One of the benefits of hiring an elder law attorney to draft your estate plan is that the law is highly nuanced, and only a licensed professional will be able to ensure that you have the most comprehensive plan possible. Oftentimes, however, people opt to draft the estate plan on their own, which introduces the risk of making mistakes that can potentially leave them in a situation where they may not receive the proper long-term care that they require. Below we’ve outlined the most common mistakes that you should avoid when drafting an estate/elder plan.
Not Having A Plan
A mistake many adults make is putting off creating an estate plan until the last minute, which results in your assets being poorly managed and potentially not in accordance with your wishes. Worst case scenario, you may be deemed a “ward of the state” in a proceeding where a judge decides that you are unfit to make decisions and will decide for you where your assets will be distributed. In any case, you do not want to leave your estate in the hands of the state. This can result in a family member receiving assets that you would not have passed down to them had it been your choice. Avoiding this is as simple as making sure you have some sort of estate plan , whether or not you hire a professional, that will prevent such a thing from happening.
Having Only A Will
While a will is certainly a useful document to have as a part of your estate plan, it should not be the only one. It is recommended that one also has a trust in place, as trusts do not have to go through probate. Probate court is costly and takes at least a few months to a year to finish, so it is definitely favorable to skip the process if you are able to. Alongside those negatives, wills are considered public record in probate court, unlike trusts which are private documents. Having a living trust allows for the beneficiaires to have a much easier time receiving assets than they would had the assets passed through a will.
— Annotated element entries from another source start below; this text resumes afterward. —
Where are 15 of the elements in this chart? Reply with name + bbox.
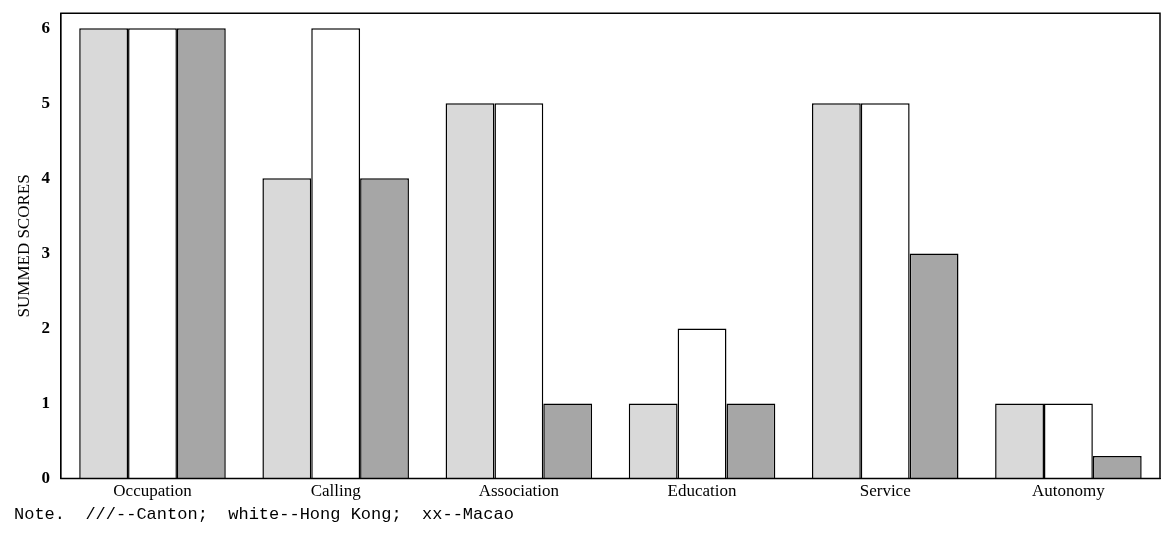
y-tick-label: 3 — [41, 242, 50, 262]
text: Note. ///--Canton; white--Hong Kong; xx--Macao — [14, 505, 514, 524]
y-tick-label: 5 — [41, 92, 50, 112]
y-tick-label: 4 — [41, 167, 51, 187]
x-tick-label: Education — [667, 481, 737, 501]
x-tick-label: Service — [859, 481, 911, 501]
y-tick-label: 0 — [41, 467, 50, 487]
x-tick-label: Calling — [310, 481, 362, 501]
y-tick-label: 2 — [41, 317, 50, 337]
y-tick-label: 1 — [41, 392, 50, 412]
y-tick-label: 6 — [41, 17, 50, 37]
x-tick-label: Occupation — [113, 481, 193, 501]
x-tick-label: Association — [478, 481, 560, 501]
y-axis-title: SUMMED SCORES — [13, 174, 33, 318]
x-tick-label: Autonomy — [1032, 481, 1106, 501]
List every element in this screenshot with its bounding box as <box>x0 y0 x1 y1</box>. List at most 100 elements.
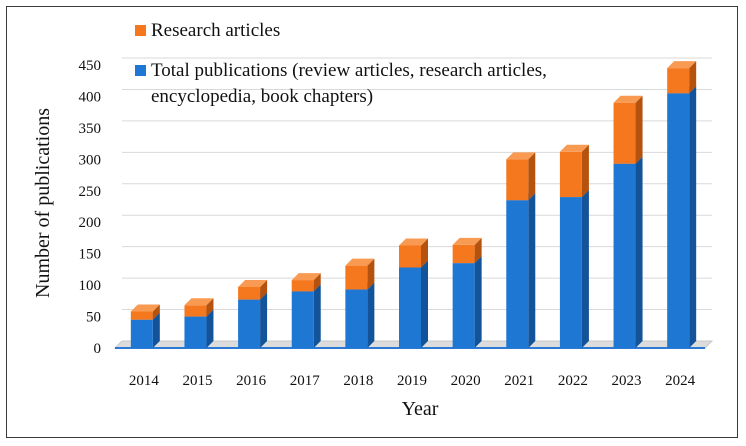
bar-side <box>635 95 643 164</box>
gridlines <box>122 57 712 311</box>
bar-side <box>474 237 482 264</box>
bar-total-publications <box>399 260 428 348</box>
bar-front <box>667 68 690 94</box>
y-tick-label: 50 <box>86 310 101 326</box>
bar-research-articles <box>667 61 697 94</box>
bar-research-articles <box>345 258 375 290</box>
bar-front <box>399 267 421 348</box>
bar-front <box>613 102 636 164</box>
legend-swatch <box>135 65 146 76</box>
x-tick-label: 2017 <box>290 373 321 389</box>
bar-front <box>291 280 314 292</box>
y-tick-label: 350 <box>79 121 102 137</box>
bar-front <box>238 299 261 348</box>
x-tick-label: 2016 <box>236 373 267 389</box>
y-tick-label: 250 <box>79 184 102 200</box>
bar-side <box>421 260 428 348</box>
bar-research-articles <box>452 237 482 264</box>
bar-research-articles <box>238 279 268 300</box>
legend-label: Research articles <box>151 20 280 41</box>
stacked-bar-chart: 0 50 100 150 200 250 300 350 400 450 2014 2015 2016… <box>32 20 714 420</box>
bar-front <box>184 316 207 348</box>
x-tick-label: 2018 <box>343 373 373 389</box>
bar-front <box>184 305 207 317</box>
bar-top <box>399 238 428 246</box>
bar-side <box>581 144 589 198</box>
bar-top <box>506 152 536 160</box>
bar-front <box>452 244 475 264</box>
bar-side <box>260 292 268 348</box>
bar-total-publications <box>613 156 643 348</box>
bar-front <box>291 291 314 348</box>
x-tick-label: 2022 <box>558 373 588 389</box>
bar-research-articles <box>506 152 536 201</box>
bar-total-publications <box>559 190 589 348</box>
bar-front <box>506 159 529 201</box>
y-tick-label: 0 <box>94 341 102 357</box>
bar-side <box>474 256 482 348</box>
y-tick-label: 400 <box>79 89 102 105</box>
bar-front <box>345 265 368 290</box>
bar-total-publications <box>291 284 321 348</box>
bar-top <box>559 144 589 152</box>
bar-front <box>238 286 261 300</box>
bar-front <box>130 319 153 348</box>
bar-front <box>399 245 421 268</box>
y-axis-ticks: 0 50 100 150 200 250 300 350 400 450 <box>79 58 102 357</box>
bar-side <box>260 279 268 300</box>
y-tick-label: 100 <box>79 278 102 294</box>
bar-front <box>559 151 582 198</box>
legend-item-total-publications: Total publications (review articles, res… <box>135 60 547 107</box>
bar-top <box>184 298 214 306</box>
bar-research-articles <box>399 238 428 268</box>
legend-swatch <box>135 25 146 36</box>
x-tick-label: 2020 <box>451 373 481 389</box>
bar-top <box>613 95 643 103</box>
y-tick-label: 450 <box>79 58 102 74</box>
x-tick-label: 2021 <box>504 373 534 389</box>
bar-front <box>667 93 690 348</box>
bar-total-publications <box>452 256 482 348</box>
legend-item-research-articles: Research articles <box>135 20 280 41</box>
y-tick-label: 150 <box>79 247 102 263</box>
bar-total-publications <box>345 282 375 348</box>
y-axis-title: Number of publications <box>32 108 54 298</box>
y-tick-label: 200 <box>79 215 102 231</box>
bar-side <box>206 309 214 348</box>
bar-front <box>559 197 582 348</box>
bar-top <box>345 258 375 266</box>
bar-side <box>689 61 697 94</box>
bar-research-articles <box>613 95 643 164</box>
bar-top <box>667 61 697 69</box>
bar-top <box>130 304 160 312</box>
bar-front <box>506 200 529 348</box>
bar-top <box>238 279 268 287</box>
x-tick-label: 2024 <box>665 373 696 389</box>
y-tick-label: 300 <box>79 152 102 168</box>
bar-total-publications <box>667 86 697 349</box>
bar-side <box>152 312 160 348</box>
chart-frame: 0 50 100 150 200 250 300 350 400 450 2014 2015 2016… <box>6 6 738 438</box>
bar-front <box>452 263 475 348</box>
x-tick-label: 2015 <box>182 373 212 389</box>
x-axis-title: Year <box>402 398 439 420</box>
bar-side <box>367 282 375 348</box>
bar-side <box>152 304 160 320</box>
bar-side <box>313 284 321 348</box>
legend-label: Total publications (review articles, res… <box>151 60 547 81</box>
bar-research-articles <box>559 144 589 198</box>
bar-side <box>689 86 697 349</box>
bar-side <box>206 298 214 317</box>
bar-total-publications <box>238 292 268 348</box>
bars <box>130 61 697 349</box>
bar-side <box>313 273 321 292</box>
bar-side <box>528 152 536 201</box>
bar-research-articles <box>291 273 321 292</box>
x-tick-label: 2019 <box>397 373 427 389</box>
bar-front <box>130 311 153 320</box>
bar-side <box>421 238 428 268</box>
bar-research-articles <box>184 298 214 317</box>
bar-top <box>291 273 321 281</box>
legend: Research articles Total publications (rev… <box>135 20 547 107</box>
bar-total-publications <box>506 193 536 348</box>
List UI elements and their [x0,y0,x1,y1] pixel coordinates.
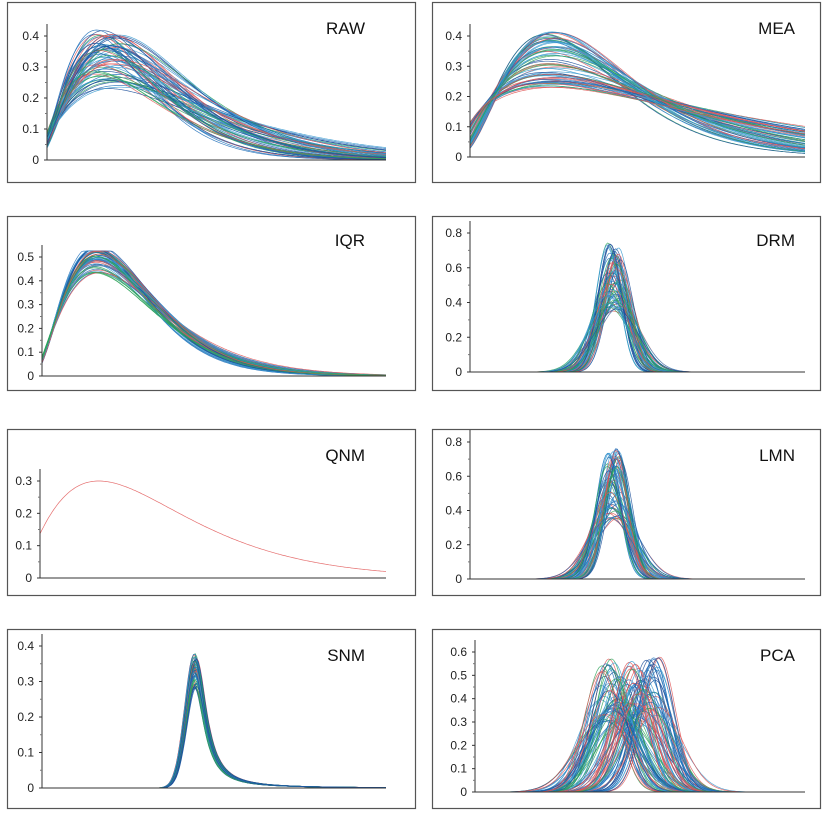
panel-drm: 0 0.2 0.4 0.6 0.8 DRM [431,215,822,392]
density-curve [41,271,386,376]
density-curve [469,40,806,150]
panel-iqr: 0 0.1 0.2 0.3 0.4 0.5 IQR [6,215,417,392]
y-tick-label: 0 [455,150,462,164]
panel-title: RAW [326,19,365,38]
y-tick-label: 0.3 [450,715,467,729]
y-tick-label: 0.2 [445,330,462,344]
y-tick-label: 0.4 [17,274,34,288]
y-tick-label: 0 [25,571,32,585]
y-tick-label: 0.2 [450,738,467,752]
density-curve [469,77,806,132]
density-curve [46,86,387,148]
y-tick-label: 0.8 [445,226,462,240]
y-tick-label: 0.2 [17,321,34,335]
y-tick-label: 0 [27,369,34,383]
y-tick-label: 0.4 [450,692,467,706]
panel-qnm: 0 0.1 0.2 0.3 QNM [6,428,417,597]
y-tick-label: 0.1 [15,539,32,553]
y-tick-label: 0.4 [445,504,462,518]
y-tick-label: 0 [32,153,39,167]
density-curve [46,34,387,157]
y-tick-label: 0.2 [445,90,462,104]
panel-frame [6,428,417,597]
density-curve [469,31,806,153]
y-tick-label: 0.1 [17,746,34,760]
y-tick-label: 0.1 [17,345,34,359]
density-curve [46,49,386,160]
panel-snm: 0 0.1 0.2 0.3 0.4 SNM [6,628,417,810]
y-tick-label: 0.4 [17,639,34,653]
density-curve [46,74,387,157]
panel-title: DRM [756,231,795,250]
curves [41,250,387,377]
panel-title: SNM [327,646,365,665]
panel-title: MEA [758,19,796,38]
curves [42,653,387,789]
y-tick-label: 0 [455,365,462,379]
y-tick-label: 0 [27,781,34,795]
y-tick-label: 0.3 [17,298,34,312]
density-curve [46,77,387,151]
density-curve [469,46,806,147]
density-curve [41,264,386,376]
density-curve [469,78,806,133]
y-tick-label: 0.1 [22,122,39,136]
curves [39,480,387,572]
density-curve [469,46,806,146]
panel-title: QNM [325,446,365,465]
y-tick-label: 0.3 [15,474,32,488]
y-tick-label: 0.3 [22,60,39,74]
panel-raw: 0 0.1 0.2 0.3 0.4 RAW [6,1,417,184]
y-tick-label: 0.2 [445,538,462,552]
panel-title: LMN [759,446,795,465]
density-curve [41,255,387,377]
y-tick-label: 0.2 [17,710,34,724]
density-curve [46,45,387,158]
density-curve [46,59,387,153]
y-tick-label: 0.6 [445,469,462,483]
panel-lmn: 0 0.2 0.4 0.6 0.8 LMN [431,428,822,597]
panel-mea: 0 0.1 0.2 0.3 0.4 MEA [431,1,822,184]
y-tick-label: 0.8 [445,435,462,449]
y-tick-label: 0.1 [450,762,467,776]
panel-frame [6,628,417,810]
density-curve [469,49,806,146]
y-tick-label: 0.6 [450,645,467,659]
density-curve [469,64,806,141]
density-curve [46,36,386,159]
density-curve [469,83,806,135]
y-tick-label: 0.4 [445,296,462,310]
y-tick-label: 0 [460,785,467,799]
density-curve [46,55,387,158]
panel-title: IQR [335,231,365,250]
curves [46,29,387,161]
density-curve [46,70,387,159]
density-curve [46,45,387,160]
density-curve [41,257,386,376]
y-tick-label: 0.4 [22,29,39,43]
y-tick-label: 0.6 [445,261,462,275]
density-curve [46,42,386,160]
density-curve [39,480,387,572]
panel-frame [6,215,417,392]
y-tick-label: 0.4 [445,29,462,43]
curves [469,31,806,154]
density-curve [469,74,806,136]
density-curve [469,81,806,130]
density-curve [46,63,387,155]
density-curve [469,72,806,141]
y-tick-label: 0.1 [445,120,462,134]
y-tick-label: 0.5 [450,668,467,682]
density-curve [469,32,806,152]
y-tick-label: 0 [455,572,462,586]
y-tick-label: 0.2 [15,506,32,520]
panel-title: PCA [760,646,796,665]
y-tick-label: 0.5 [17,250,34,264]
panel-pca: 0 0.1 0.2 0.3 0.4 0.5 0.6 PCA [431,628,822,810]
y-tick-label: 0.2 [22,91,39,105]
y-tick-label: 0.3 [445,59,462,73]
y-tick-label: 0.3 [17,675,34,689]
density-curve [46,57,386,159]
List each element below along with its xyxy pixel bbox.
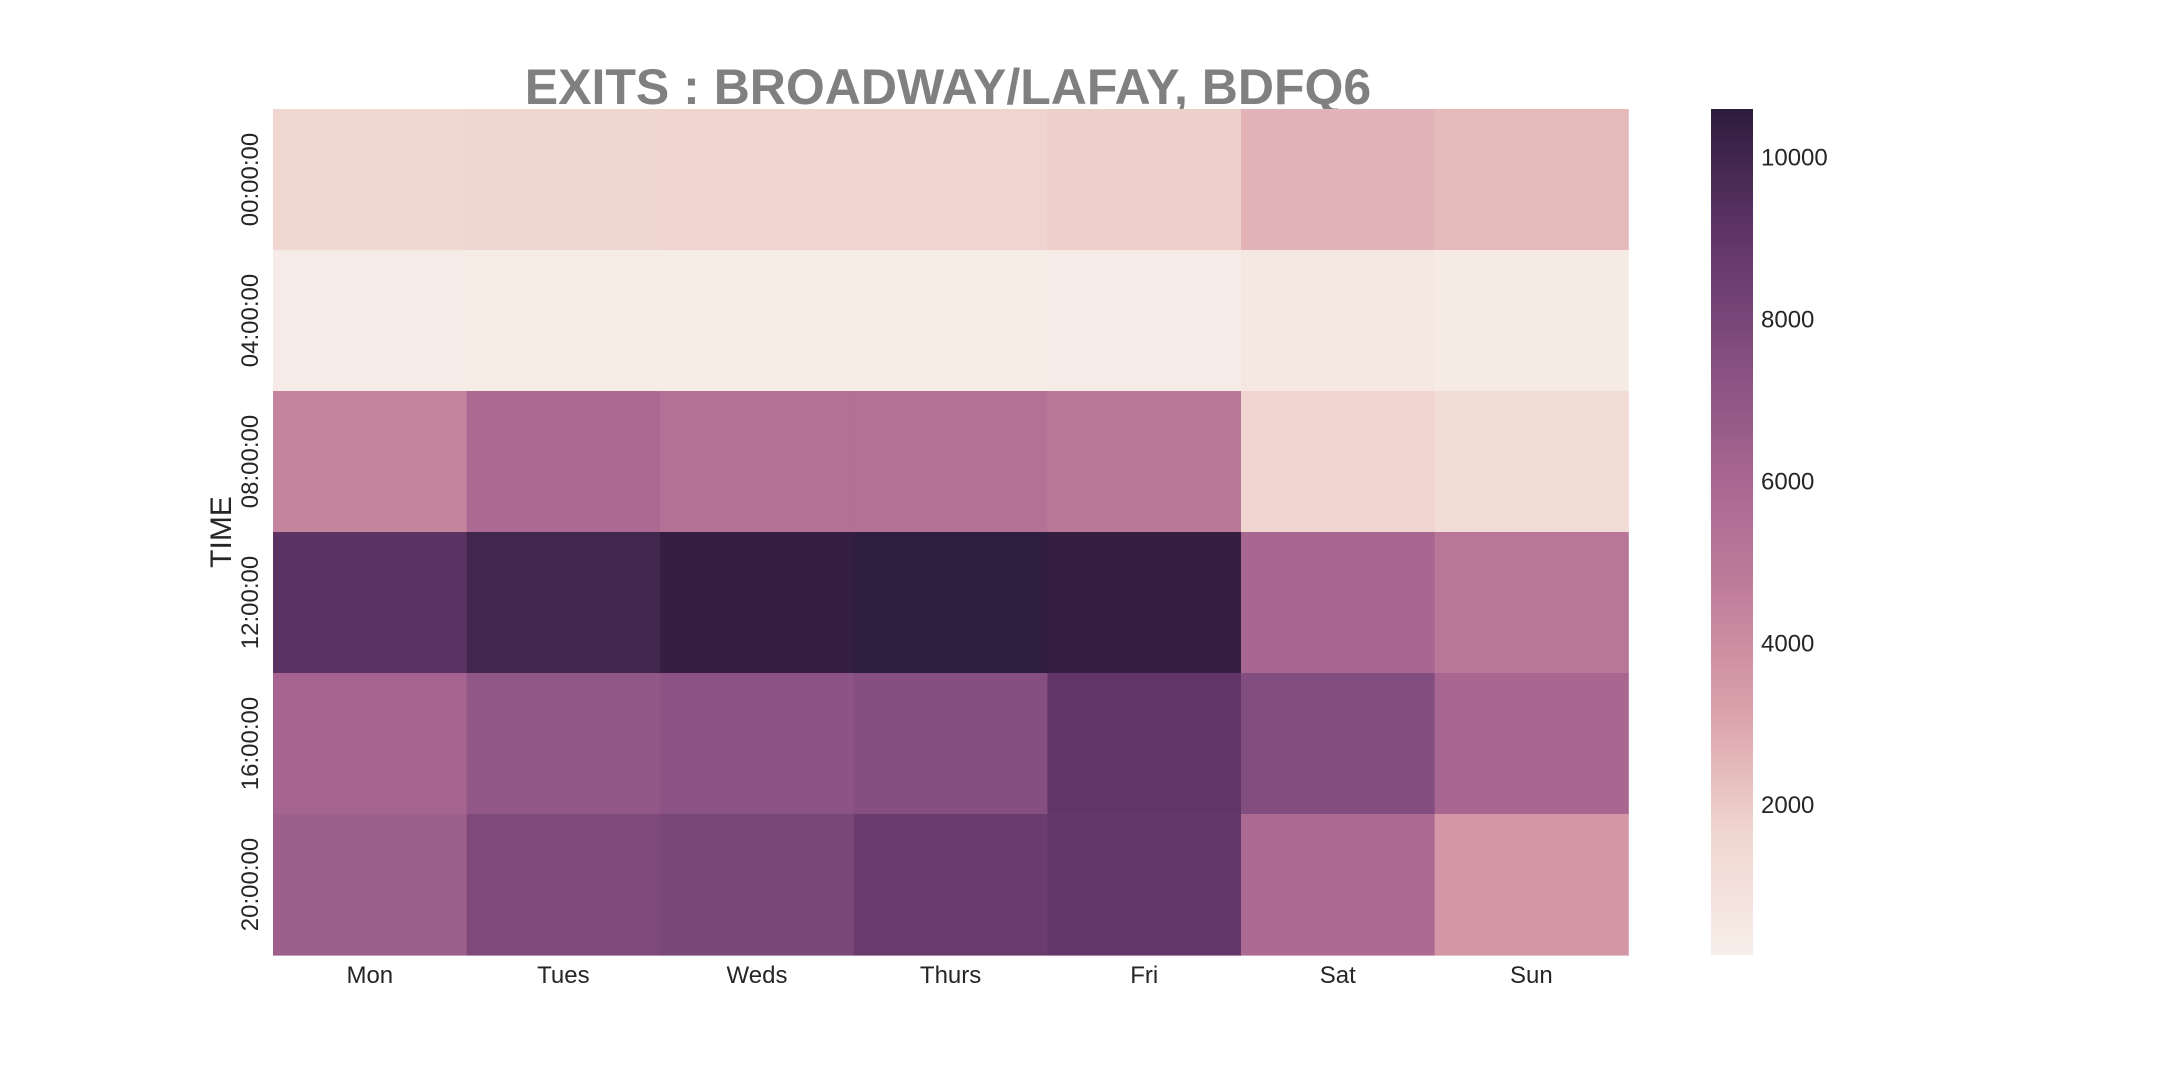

Not Planning for Disability
Although we all wish to be healthy up until the very last minute of our lives, that does not always coincide with reality. In elder law, one should consider planning for the possibility that they one day may be incapable of making their own decisions. In that case, having a power of attorney and health care proxy is essential. The Power of attorney allows for an agent of your choice to make decisions on your behalf in the case that you are unable to do so. This ensures that if you face a short-term or long-term disability, your assets will be taken care of and the agent can make choices regarding where/how they should be distributed. Similarly, a health care proxy allows someone to make medical decisions on your behalf if you are incapable of making such decisions. In elder law, there is also something known as “elder law power of attorney”, which can help make sure that more than half of your assets do not go to nursing home costs should you need one.
Not Considering The Possibility of Long-Term Care
In accordance with planning power of attorney and health care proxies, one should understand that they very well may one day end up needing long-term care, such as an assisted living facility. Nursing homes can be very costly, ranging anywhere from $12,000 to $18,000 per month. To lessen the financial burden of having to pay such high rates, one can obtain long-term care insurance. Another option is creating a Medicaid Asset Protection Trust (MAPT) which will protect any assets that have been in the trust for over 5 years from nursing home fees.
Naming A Minor Or Estate As Beneficiary
As mentioned before, it may be in your best interest to avoid the probate process for many reasons. If a grantor names a minor as a beneficiary, the assets that are to be inherited will have to go through probate. The same will occur if you list “estate” as a beneficiary in an IRA or life insurance policy. If you’d like to ensure that a minor inherits certain assets, it is best to leave them those assets in a trust to avoid probate.
Not Updating Your Plan
The final, but the most important mistake that one can make in elder law planning is not updating your estate plan on a consistent basis. The law can change, as can your financial situation and life circumstances in general. A marker of a good plan is that it matches up to your wishes and executes what you want it to. We highly recommend that you seek out a licensed attorney to handle your estate/elder planning needs to ensure a smooth and seamless retirement and transfer of assets upon your death.